Carry-over and contagion effects. Does smoking behavior in first pregnancy influence the next pregnancy?

Another issue is whether there are carry-over effects from child 1 to child 2, that is, when the exposure status of sibling 1 (SDP₁) affects the outcome of sibling 2 (OUT₂) directly; for example, later born offspring to mothers who had their first child born during adolescence were affected by the effect of the adolescent child-bearing regardless of the mothers age at their own birth, maybe because environmental factors specifically associated with early maternal age of first child (e.g., diminished financial and social resources in families in which the mother had her first child at an early age (Coyne et al. 2013)). The carry-over effects should be distinguished from the contagion effects, which occurs when the outcome of sibling 1 (OUT₁) affects the outcome of sibling 2 (OUT₂). An example would be if criminal behavior of an older sibling would influence criminality in the younger siblings. We note that both of these potential effects would introduce an association between SDP₁ and OUT₂ through a pathway which is assumed to be non-existing in the sibling analyses. Thus, if no carry-over or contagion effect exists we would expect the association between the SDP₁ and OUT₂ to be of the same magnitude as the association between SDP₂ on OUT₁. On the other hand, if carry-over or contagion effects are important, the effect of SDP₁ on OUT₂ should be stronger than the effect of SDP₂ on OUT₁.
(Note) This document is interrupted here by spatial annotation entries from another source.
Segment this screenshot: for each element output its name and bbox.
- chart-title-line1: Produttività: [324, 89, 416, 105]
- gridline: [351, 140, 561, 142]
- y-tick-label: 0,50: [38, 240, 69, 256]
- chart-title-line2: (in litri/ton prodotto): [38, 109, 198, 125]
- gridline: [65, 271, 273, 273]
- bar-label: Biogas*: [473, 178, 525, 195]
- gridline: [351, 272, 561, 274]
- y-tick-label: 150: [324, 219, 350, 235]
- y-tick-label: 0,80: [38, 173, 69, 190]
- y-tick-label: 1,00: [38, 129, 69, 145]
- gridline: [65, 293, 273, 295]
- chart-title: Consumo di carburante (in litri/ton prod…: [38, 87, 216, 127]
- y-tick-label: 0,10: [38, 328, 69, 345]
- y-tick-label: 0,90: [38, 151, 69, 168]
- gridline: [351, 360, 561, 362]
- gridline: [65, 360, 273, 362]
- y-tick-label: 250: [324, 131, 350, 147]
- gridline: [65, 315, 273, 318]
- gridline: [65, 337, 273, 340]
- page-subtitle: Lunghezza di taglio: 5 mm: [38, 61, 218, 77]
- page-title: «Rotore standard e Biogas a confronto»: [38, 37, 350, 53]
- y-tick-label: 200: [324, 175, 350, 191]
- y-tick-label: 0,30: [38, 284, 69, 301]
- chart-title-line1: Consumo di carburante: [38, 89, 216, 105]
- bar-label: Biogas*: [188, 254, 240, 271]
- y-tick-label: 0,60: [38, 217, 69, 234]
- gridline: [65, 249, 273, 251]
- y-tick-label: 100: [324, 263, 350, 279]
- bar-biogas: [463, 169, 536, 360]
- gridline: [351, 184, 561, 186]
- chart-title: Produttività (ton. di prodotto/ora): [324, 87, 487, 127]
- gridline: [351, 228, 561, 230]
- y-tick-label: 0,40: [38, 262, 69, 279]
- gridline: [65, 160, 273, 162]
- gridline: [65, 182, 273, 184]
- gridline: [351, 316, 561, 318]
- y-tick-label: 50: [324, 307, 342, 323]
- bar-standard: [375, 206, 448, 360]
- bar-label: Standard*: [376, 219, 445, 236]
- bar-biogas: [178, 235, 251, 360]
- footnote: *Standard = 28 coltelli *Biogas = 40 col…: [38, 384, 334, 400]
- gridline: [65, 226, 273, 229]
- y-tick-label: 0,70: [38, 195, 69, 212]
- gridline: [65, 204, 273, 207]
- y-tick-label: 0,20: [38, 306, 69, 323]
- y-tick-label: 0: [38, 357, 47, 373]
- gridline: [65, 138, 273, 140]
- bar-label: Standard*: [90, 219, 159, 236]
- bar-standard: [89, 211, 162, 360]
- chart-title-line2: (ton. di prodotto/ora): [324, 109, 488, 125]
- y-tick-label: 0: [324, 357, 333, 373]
To investigate carry-over and contagion effects we tested whether the SDP₁-OUT₂ association differed from the SDP₂-OUT₁ association by including an interaction term between being first born and SDP in one pregnancy on the outcome in the other pregnancy (after controlling for the effects of being first-born; Appendix Table 8).

As evident in Appendix Table 8, in none of the associations where our analyses suggested that familial confounding was responsible for the entire association (i.e., all the cognitive/behavioral outcomes) there were no evidence for carry-over or contagion effects (note that for Low academic achievement, the indication is that child 2 influence child 1 rather than the other way around). We only observe significant interaction effects of the SDP₁-OUT₂ association being stronger than the SDP₂-OUT₁ association in pre-term birth and born small for gestational age. Thus, our main conclusion that smoking during pregnancy seem to be associated to adolescent cognitive capacity and late adolescent behavioral/conduct problems only due to genetic transmission of common susceptibility genes do not seem to be affected by violation of carry-over or contagion effects.